Only a few feet away from me, just inches from my outstretched leg, was a feral animal of some variety. Of course, I couldn’t see it; I could only tell how close it was from its growl. I didn’t dare jump up and move. I just grabbed a sharp piece of lumber from under the pile in case I needed to protect myself. The beast had to be as scared of me as I was of it. Om, right? Maybe it was just identifying itself. It was probably fortunate I couldn’t see what or where it was because I didn’t have anywhere else to go. I just accepted that this night I would be sleeping in the company of, and perhaps protected by, a pack of wild Indian dingoes.

 

And rats. I could hear things rustling and racing around below my wooden sleeping pile for the next several hours. Paralyzed, I don’t remember if sleep came or not. I just became part of my surroundings.

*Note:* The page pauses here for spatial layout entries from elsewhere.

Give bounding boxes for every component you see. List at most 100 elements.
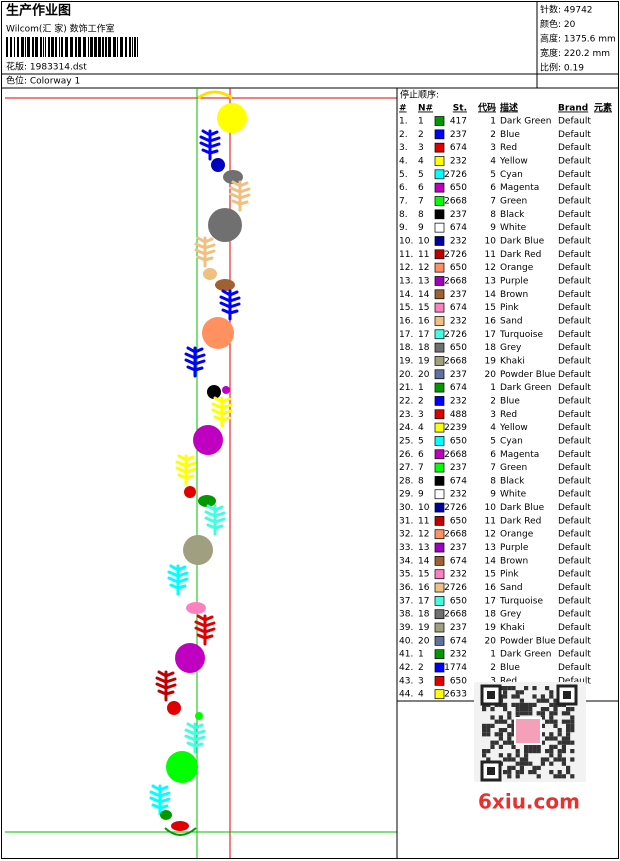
design-shape <box>207 385 221 399</box>
table-cell: Default <box>558 356 591 366</box>
color-swatch <box>434 262 445 273</box>
table-cell: 11 <box>418 250 429 260</box>
qr-cell <box>561 774 566 779</box>
table-cell: 4 <box>490 423 496 433</box>
table-cell: 37. <box>399 596 413 606</box>
table-cell: 10 <box>418 236 430 246</box>
table-cell: Red <box>500 410 517 420</box>
qr-cell <box>524 744 529 749</box>
table-cell: Default <box>558 130 591 140</box>
summary: 针数: 49742 颜色: 20 高度: 1375.6 mm 宽度: 220.2 mm… <box>540 4 616 74</box>
color-swatch <box>434 236 445 246</box>
table-cell: 1 <box>418 117 424 127</box>
table-cell: 13 <box>485 276 496 286</box>
bar <box>120 37 123 57</box>
table-cell: 14 <box>485 556 497 566</box>
table-cell: 488 <box>450 410 467 420</box>
qr-cell <box>519 690 524 695</box>
qr-cell <box>566 728 571 733</box>
design-shape <box>211 158 225 172</box>
qr-cell <box>570 757 575 762</box>
design-shape <box>202 317 234 349</box>
qr-cell <box>503 757 508 762</box>
color-swatch <box>434 649 445 660</box>
qr-cell <box>482 753 487 758</box>
table-cell: Default <box>558 290 591 300</box>
bar <box>78 37 81 57</box>
qr-cell <box>524 761 529 766</box>
barcode <box>6 37 138 57</box>
qr-cell <box>570 719 575 724</box>
table-cell: 8. <box>399 210 408 220</box>
table-cell: 16 <box>418 316 430 326</box>
table-cell: Orange <box>500 263 534 273</box>
color-swatch <box>434 622 445 633</box>
table-cell: Blue <box>500 396 520 406</box>
watermark: 6xiu.com <box>478 790 580 814</box>
table-cell: 11 <box>485 250 496 260</box>
table-cell: 23. <box>399 410 413 420</box>
table-cell: 2726 <box>444 170 467 180</box>
bar <box>51 37 54 57</box>
qr-cell <box>553 702 558 707</box>
qr-cell <box>507 711 512 716</box>
table-cell: 15 <box>485 303 496 313</box>
table-cell: Default <box>558 143 591 153</box>
qr-cell <box>528 744 533 749</box>
table-cell: Purple <box>500 543 529 553</box>
table-cell: 18 <box>485 610 497 620</box>
qr-cell <box>507 770 512 775</box>
qr-cell <box>486 723 491 728</box>
table-cell: 1 <box>490 383 496 393</box>
qr-cell <box>532 694 537 699</box>
summary-item: 高度: 1375.6 mm <box>540 33 616 45</box>
qr-cell <box>524 757 529 762</box>
bar <box>55 37 57 57</box>
table-cell: Grey <box>500 610 522 620</box>
qr-cell <box>519 770 524 775</box>
design-shape <box>222 386 230 394</box>
table-cell: 2726 <box>444 330 467 340</box>
color-swatch <box>434 209 445 220</box>
table-cell: 237 <box>450 370 467 380</box>
qr-cell <box>528 749 533 754</box>
table-cell: 237 <box>450 210 467 220</box>
qr-cell <box>566 770 571 775</box>
table-cell: 13 <box>418 543 429 553</box>
bar <box>25 37 26 57</box>
table-cell: 17. <box>399 330 413 340</box>
qr-cell <box>498 728 503 733</box>
qr-cell <box>507 736 512 741</box>
table-cell: Pink <box>500 303 519 313</box>
table-cell: Green <box>500 463 527 473</box>
table-cell: 10 <box>485 503 497 513</box>
qr-cell <box>511 765 516 770</box>
design-shape <box>193 425 223 455</box>
qr-cell <box>549 715 554 720</box>
color-swatch <box>434 569 445 580</box>
table-cell: 2 <box>418 130 424 140</box>
table-cell: 674 <box>450 636 467 646</box>
table-cell: Pink <box>500 570 519 580</box>
table-cell: 15 <box>418 570 429 580</box>
table-cell: 43. <box>399 676 413 686</box>
qr-cell <box>549 694 554 699</box>
qr-cell <box>515 753 520 758</box>
table-cell: 14 <box>485 290 497 300</box>
table-cell: 5 <box>418 170 424 180</box>
qr-cell <box>490 740 495 745</box>
qr-cell <box>553 719 558 724</box>
qr-cell <box>540 694 545 699</box>
qr-cell <box>545 698 550 703</box>
table-cell: 650 <box>450 263 467 273</box>
color-swatch <box>434 556 445 566</box>
table-cell: Default <box>558 610 591 620</box>
qr-cell <box>511 686 516 691</box>
bar <box>6 37 8 57</box>
table-cell: 10. <box>399 236 413 246</box>
qr-cell <box>511 702 516 707</box>
table-cell: 18 <box>485 343 497 353</box>
color-swatch <box>434 596 445 606</box>
qr-cell <box>532 702 537 707</box>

The next morning, when light hit, I lifted my sore body and frazzled nerves up off the woodpile and walked back to the road. A half an hour later I caught a bus up the hill, in the direction the driver had pointed, to Dharmsala.

 

These situations were no doubt intriguing and intense, and by all rational logic, should’ve quelled my hankering for experiencing street life. However, both of these experiences occurred against my will. I had homelessness thrust upon me. I still yearned for a down-and-out situation that I had control over. One where I could choose my own adventure and carve out my own reality.

 

Where better than on the streets of glorious Paris?